As expected, patients with both dementia with Lewy bodies and Alzheimer's biomarkers performed more poorly on memory tests than people with single biomarkers. "This is consistent with previous reports of mixed pathologies having poorer cognitive performance," Dr. Galvin noted.

His team was also able to distinguish the biomarker profile in 3 preclinical dementia with Lewy bodies cases. The patients had no symptoms at the time of lumbar puncture but had low α-synuclein levels.

"These individuals later manifested the clinical phenotype of possible or probable dementia with Lewy bodies," Dr. Galvin said. He suggests that preclinical dementia with Lewy bodies may be predicted by declining α-synuclein years before clinical symptoms emerge.

During an interview with Medscape Medical News earlier this year, William Thies, PhD, a spokesperson for the Alzheimer's Association in Chicago, Illinois, acknowledged that being able to intervene at an earlier disease stage to prevent progression would be ideal. "We will eventually be able to identify and treat people before they're symptomatic in order to prevent dementia from arising and even prevent these very early signs of cognitive decline," Dr. Thies said.

"This is in line," Dr. Galvin added, "with current thinking about Alzheimer biomarkers."

Making Headlines

Biomarkers started making headlines this summer when researchers reporting in the Archives of Neurology suggested lumbar punctures should be part of the clinical diagnosis and care of patients with mild cognitive impairment (2010;67:949-956).

Investigators detected a signature of low cerebrospinal fluid levels of β-amyloid 1-42, high total tau protein, and elevated phosphorylated tau181P that appeared to help predict progression to mild cognitive impairment and Alzheimer's disease. Overall, the diagnostic sensitivity was 90% for Alzheimer's disease, with a specificity of 64%. These results were consistent in 3 independent data sets.
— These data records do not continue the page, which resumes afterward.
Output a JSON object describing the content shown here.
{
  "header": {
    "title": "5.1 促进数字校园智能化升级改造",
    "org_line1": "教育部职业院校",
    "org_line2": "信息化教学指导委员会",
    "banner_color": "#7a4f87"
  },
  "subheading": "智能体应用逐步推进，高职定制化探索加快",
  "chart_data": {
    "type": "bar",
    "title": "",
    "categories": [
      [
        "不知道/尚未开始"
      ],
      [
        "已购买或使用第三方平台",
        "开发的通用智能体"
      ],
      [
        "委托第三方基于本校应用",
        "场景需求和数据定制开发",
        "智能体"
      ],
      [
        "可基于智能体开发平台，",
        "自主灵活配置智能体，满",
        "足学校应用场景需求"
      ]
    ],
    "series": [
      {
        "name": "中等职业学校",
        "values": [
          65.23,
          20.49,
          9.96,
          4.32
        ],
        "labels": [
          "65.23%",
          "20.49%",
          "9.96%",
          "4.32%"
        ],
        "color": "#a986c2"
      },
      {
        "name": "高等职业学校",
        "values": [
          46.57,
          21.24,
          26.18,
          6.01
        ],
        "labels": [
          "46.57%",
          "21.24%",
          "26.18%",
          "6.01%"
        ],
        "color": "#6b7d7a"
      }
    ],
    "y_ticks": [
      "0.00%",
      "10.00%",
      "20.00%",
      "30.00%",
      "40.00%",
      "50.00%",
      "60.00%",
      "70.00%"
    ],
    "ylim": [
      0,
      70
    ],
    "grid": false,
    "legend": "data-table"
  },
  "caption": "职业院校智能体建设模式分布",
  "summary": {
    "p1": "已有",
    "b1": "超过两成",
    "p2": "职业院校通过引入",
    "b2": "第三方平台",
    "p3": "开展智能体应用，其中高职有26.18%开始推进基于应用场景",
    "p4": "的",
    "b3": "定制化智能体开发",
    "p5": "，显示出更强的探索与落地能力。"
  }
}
The researchers, led by Geert De Meyer, PhD, from Ghent University in Belgium, point out that the unexpected presence of these biomarkers in more than a third of cognitively normal subjects suggests that Alzheimer's disease is "active and detectable" earlier than has ever before been envisioned.

It is a claim that was backed by editorialists Zara Herskovits, MD, from Brigham and Women's Hospital and John Growdon, MD, from Massachusetts General Hospital in Boston. The results of this study, they note, and the scientific evidence accumulated during the past decade confirm the importance of analyzing biomarkers in cerebrospinal fluid.

"There is now ample evidence that these measurements have value; physicians need to formulate when and how to incorporate cerebrospinal fluid measurements into their practice," they noted.

At the meeting, Dr. Galvin did not advocate physicians start using the biomarkers described here in clinical practice yet. But with the team's hypothesis now confirmed, investigators have important clues to guide further research.

This study was funded by the National Institute on Aging. Dr. Galvin has disclosed no relevant financial relationships.

American Neurological Association (ANA) 135th Annual Meeting: Derek Denny-Brown New Member Symposium. Presented September 14, 2010.